The conclusion demonstrates the relevance and importance of Neopatristic synthesis for contemporary research in philosophy and theology. For instance, the “discourse of energies,” as distinguished by Sergey Horujy and conducted in terms of divine energies, has significant heuristic potential in respect to theological investigations. Nevertheless, a radical version of Neopatristic synthesis—treating this concept as the only legitimate approach in the spirit of fundamentalism—results in side effects and even certain dangers. The patristic renewal should be conducted with great sensitivity to contemporary problems and questions, and taken up by specialists in various fields. Historical studies of patristics sources are not enough for fruitful dialogue with contemporary philosophical issues. Another danger is concordism, or the adjustment of patristic thought with the achievements of modern science. The aim of this book is not to make Neopatristic studies a model for solving philosophical and theological problems, but to go beyond the rigid framework of this concept.

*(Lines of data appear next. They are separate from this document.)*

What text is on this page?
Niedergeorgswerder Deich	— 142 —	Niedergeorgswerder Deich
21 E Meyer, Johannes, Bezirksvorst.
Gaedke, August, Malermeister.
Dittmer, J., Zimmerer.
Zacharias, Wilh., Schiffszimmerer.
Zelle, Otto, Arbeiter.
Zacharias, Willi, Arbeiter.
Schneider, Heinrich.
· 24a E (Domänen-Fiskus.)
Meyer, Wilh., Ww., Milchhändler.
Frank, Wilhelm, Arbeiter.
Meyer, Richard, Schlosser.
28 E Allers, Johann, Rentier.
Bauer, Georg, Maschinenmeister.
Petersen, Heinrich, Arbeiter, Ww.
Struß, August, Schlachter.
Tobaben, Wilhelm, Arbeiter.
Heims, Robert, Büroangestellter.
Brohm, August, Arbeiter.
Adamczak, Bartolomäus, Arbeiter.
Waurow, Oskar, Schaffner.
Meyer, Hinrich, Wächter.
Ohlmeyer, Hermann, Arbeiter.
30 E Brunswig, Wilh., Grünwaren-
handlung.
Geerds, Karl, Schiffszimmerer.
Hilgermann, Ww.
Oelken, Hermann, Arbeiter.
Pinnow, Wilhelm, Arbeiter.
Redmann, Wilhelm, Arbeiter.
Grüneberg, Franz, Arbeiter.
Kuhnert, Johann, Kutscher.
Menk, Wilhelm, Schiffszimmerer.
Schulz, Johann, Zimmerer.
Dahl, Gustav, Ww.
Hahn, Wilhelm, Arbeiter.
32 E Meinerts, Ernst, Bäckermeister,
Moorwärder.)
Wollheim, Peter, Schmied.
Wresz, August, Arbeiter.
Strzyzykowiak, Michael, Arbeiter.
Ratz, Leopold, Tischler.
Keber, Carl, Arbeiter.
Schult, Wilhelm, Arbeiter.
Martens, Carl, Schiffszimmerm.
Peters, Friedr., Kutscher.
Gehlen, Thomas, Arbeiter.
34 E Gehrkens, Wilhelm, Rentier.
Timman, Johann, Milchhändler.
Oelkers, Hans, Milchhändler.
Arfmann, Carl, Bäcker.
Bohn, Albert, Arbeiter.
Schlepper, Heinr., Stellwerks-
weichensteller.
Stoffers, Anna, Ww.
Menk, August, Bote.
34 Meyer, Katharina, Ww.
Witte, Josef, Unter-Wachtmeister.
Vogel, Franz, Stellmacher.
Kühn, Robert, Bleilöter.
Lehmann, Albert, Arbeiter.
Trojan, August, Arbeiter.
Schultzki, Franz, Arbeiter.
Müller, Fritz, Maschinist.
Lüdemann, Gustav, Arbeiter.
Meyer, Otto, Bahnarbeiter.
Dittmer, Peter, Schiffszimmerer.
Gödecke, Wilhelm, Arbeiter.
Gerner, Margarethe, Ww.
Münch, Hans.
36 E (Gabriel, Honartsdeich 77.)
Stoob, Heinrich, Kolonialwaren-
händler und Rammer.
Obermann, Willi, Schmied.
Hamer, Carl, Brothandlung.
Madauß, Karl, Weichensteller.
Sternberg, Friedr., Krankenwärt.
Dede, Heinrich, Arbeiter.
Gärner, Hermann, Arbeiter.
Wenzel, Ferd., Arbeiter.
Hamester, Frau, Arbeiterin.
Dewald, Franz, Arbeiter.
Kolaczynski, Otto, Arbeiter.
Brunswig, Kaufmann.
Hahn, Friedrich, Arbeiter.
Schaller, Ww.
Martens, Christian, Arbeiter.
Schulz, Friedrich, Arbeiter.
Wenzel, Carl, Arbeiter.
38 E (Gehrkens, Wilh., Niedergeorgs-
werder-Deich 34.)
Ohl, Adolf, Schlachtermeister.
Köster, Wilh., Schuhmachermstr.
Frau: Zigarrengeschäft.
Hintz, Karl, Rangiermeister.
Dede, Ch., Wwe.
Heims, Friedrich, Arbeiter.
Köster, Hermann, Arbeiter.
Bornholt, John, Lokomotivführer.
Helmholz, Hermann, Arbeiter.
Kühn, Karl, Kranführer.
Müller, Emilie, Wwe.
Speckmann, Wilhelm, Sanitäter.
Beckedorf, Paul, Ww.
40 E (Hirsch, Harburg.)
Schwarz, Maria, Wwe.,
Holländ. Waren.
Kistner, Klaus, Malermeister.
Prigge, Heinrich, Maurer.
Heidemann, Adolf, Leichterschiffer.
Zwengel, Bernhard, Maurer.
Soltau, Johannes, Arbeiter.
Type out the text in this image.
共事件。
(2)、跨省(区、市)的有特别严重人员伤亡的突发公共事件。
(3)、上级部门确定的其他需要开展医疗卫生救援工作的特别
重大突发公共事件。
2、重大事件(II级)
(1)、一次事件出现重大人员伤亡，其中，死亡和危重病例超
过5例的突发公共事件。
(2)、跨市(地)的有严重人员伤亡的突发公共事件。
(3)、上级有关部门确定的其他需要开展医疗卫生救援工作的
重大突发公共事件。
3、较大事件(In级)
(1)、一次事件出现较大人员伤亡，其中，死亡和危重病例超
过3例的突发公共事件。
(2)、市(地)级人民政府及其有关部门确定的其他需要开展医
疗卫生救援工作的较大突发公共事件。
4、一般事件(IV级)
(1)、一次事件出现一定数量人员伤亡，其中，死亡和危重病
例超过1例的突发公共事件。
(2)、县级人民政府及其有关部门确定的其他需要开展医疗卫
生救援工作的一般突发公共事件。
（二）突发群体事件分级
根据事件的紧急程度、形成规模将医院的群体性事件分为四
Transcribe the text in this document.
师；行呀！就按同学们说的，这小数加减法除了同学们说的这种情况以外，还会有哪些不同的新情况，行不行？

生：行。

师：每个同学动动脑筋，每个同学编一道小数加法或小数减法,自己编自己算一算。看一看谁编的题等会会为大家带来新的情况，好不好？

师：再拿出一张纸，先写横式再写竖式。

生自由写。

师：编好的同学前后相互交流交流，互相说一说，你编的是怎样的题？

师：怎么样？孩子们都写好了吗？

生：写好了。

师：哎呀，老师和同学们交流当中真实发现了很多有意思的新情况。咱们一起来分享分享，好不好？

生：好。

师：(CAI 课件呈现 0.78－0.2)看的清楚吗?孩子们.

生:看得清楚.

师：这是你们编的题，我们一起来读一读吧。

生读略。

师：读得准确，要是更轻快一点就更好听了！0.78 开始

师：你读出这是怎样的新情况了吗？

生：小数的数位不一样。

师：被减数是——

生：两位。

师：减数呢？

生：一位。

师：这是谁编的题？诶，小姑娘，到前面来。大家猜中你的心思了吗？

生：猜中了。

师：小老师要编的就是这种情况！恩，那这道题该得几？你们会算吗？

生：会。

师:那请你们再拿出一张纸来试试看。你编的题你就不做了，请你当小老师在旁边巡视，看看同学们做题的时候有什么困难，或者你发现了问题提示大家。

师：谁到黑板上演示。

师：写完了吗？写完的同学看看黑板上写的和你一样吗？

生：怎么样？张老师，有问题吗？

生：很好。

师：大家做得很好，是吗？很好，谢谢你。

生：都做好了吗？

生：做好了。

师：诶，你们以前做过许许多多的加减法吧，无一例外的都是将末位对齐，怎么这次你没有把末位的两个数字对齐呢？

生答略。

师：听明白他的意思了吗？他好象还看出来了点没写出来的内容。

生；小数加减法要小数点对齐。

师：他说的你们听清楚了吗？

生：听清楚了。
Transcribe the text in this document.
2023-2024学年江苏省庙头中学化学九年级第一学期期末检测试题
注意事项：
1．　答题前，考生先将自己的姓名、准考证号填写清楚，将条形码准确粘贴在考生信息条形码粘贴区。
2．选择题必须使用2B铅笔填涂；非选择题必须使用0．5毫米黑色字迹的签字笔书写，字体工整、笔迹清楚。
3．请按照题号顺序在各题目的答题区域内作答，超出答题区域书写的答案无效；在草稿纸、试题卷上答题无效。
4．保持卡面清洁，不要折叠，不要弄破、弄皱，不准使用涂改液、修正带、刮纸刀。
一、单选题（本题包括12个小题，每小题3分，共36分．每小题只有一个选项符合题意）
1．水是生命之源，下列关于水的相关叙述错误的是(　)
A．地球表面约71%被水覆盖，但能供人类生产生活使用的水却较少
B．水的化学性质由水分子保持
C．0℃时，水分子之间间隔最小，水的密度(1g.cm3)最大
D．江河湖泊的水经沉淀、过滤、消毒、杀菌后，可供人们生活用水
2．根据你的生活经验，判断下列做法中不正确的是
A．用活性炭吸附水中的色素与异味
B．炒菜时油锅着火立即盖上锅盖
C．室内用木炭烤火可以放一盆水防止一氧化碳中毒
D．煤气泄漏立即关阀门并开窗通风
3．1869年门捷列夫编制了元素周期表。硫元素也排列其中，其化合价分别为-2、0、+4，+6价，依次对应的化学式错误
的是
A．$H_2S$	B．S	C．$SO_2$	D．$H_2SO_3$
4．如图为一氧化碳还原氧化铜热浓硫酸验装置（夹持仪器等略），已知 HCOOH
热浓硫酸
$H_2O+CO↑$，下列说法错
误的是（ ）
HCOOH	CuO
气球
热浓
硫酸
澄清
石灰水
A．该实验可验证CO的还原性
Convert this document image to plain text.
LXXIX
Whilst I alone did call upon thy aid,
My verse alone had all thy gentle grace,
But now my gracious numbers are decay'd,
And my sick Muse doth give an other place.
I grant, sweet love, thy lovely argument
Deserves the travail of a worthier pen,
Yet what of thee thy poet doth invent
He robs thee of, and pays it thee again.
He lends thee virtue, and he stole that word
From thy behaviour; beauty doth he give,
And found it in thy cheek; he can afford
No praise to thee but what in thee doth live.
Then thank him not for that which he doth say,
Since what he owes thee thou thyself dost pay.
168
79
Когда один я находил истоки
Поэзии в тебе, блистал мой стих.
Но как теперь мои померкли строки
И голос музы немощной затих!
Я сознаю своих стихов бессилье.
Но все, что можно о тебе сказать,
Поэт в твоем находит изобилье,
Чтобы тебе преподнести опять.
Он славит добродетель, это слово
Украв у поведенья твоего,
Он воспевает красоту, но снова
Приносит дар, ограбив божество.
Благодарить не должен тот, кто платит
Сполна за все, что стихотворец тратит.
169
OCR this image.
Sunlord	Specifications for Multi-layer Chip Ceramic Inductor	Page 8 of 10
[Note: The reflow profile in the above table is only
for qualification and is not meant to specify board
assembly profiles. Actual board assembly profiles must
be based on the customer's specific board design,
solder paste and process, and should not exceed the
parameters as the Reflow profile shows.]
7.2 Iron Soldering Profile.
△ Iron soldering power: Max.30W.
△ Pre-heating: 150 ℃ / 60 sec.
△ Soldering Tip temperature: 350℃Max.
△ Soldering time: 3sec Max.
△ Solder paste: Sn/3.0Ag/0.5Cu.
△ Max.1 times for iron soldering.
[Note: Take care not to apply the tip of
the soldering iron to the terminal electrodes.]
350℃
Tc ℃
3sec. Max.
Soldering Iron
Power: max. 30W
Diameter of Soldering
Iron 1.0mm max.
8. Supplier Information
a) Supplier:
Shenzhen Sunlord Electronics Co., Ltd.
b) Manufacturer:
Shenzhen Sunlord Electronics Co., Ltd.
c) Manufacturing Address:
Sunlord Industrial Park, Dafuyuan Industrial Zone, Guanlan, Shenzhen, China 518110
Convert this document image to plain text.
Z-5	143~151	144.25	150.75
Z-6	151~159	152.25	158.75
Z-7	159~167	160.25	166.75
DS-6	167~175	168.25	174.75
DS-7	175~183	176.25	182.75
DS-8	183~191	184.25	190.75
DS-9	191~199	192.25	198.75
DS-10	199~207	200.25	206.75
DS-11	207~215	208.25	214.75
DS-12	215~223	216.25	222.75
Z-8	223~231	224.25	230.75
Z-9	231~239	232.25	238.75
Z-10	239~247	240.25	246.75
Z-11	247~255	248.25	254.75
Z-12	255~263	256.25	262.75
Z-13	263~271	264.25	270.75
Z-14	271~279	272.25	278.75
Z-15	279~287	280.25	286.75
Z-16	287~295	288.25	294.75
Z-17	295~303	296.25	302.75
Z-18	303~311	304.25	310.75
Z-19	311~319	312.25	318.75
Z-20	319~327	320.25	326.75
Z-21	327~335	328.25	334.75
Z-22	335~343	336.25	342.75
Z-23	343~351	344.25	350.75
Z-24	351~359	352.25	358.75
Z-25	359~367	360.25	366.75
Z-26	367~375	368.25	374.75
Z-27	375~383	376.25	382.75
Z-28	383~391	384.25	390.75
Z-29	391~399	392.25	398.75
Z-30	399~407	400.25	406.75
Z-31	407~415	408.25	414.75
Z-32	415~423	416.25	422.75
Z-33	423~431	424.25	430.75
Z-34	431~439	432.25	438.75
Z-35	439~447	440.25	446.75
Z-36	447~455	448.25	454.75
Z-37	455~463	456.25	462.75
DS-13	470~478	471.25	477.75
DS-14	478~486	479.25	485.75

This chapter attempts to answer the question of God’s presence and action in the world from two philosophical and theological perspectives: the thought of the Eastern Church Fathers (the fourth to sixth centuries) and process philosophy and theology (the twentieth century). The first paragraph is devoted to Orthodox cosmology, which explicitly emphasizes the divine presence in the created world. The second section compares some patristic ideas with the thought of A. N. Whitehead and his contemporary followers. Both the Eastern Church Fathers and process philosophers developed the concept of panentheism, which makes it possible to explain God’s immanent presence in the world, on the one hand, and His transcendent character, on the other. Next, the author analyzes the scientific and theological picture of the world within the Eastern Christian tradition. In addition, the author discusses one attempt to unify this picture: namely, Vladimir Solovyov’s sophiology, including its development in the work of his twentieth-century successors.
This chapter is devoted to the exploration of the concept of Neopatrstic synthesis and its evolution in the thought of Georges Florovsky and Vladimir Lossky. The author presents an outline of the creative path of both thinkers. According to them, Neopatristic synthesis should be treated as an alternative to the so-called religious-philosophical renaissance, which draws too much on the Western tradition and neglects the original Byzantine heritage. On the base of a comparative analysis of Florovsky’s and Zenkovsky’s vision of Russian philosophy, the author demonstrates the shortcomings of Florovsky’s too radical treatment of Neopatristic synthesis as the only valid model of philosophizing. This chapter also discusses in detail Vladimir Lossky’s anthropology. Lossky developed an Eastern Christian concept of deification, which also has epistemological significance concerning the possibility of knowing God. In turn, in his ontology Lossky used the theory of attributive analogy borrowed from Meister Eckhart. Thus, this chapter reveals a double dimension of Neopatristic synthesis: both apophatic and cataphatic.
This chapter considers two possible directions of dialogue between the Western and Eastern Christian traditions in the modern world. First, it presents a perspective on the development of sophiology in contemporary philosophical and theological studies developed in the West. Neopatristic synthesis and sophiology (developed in the school of the so-called religious-philosophical renaissance) are most productively considered not as two disconnected and antagonistic projects, but as complementary towards each other. Moreover, the founders of Neopatristic synthesis, including Georges Florovsky, themselves drew on the work of one of the most prominent representatives of sophiology, Sergius Bulgakov. This chapter also illuminates the creative dialogue between Russian religious thought and Japanese Zen Buddhism. We find an example of this comparative study in the work of the American twentieth-century monk Thomas Merton, who took a keen interest in Russian Eastern Christian philosophy, literature, and mysticism. Another illustration is found in the thought of Sergey Horujy, contemporary Russian thinker and founder of synergistic anthropology. Horujy not only studied patristic thought, but also was engaged in research on Eastern religions.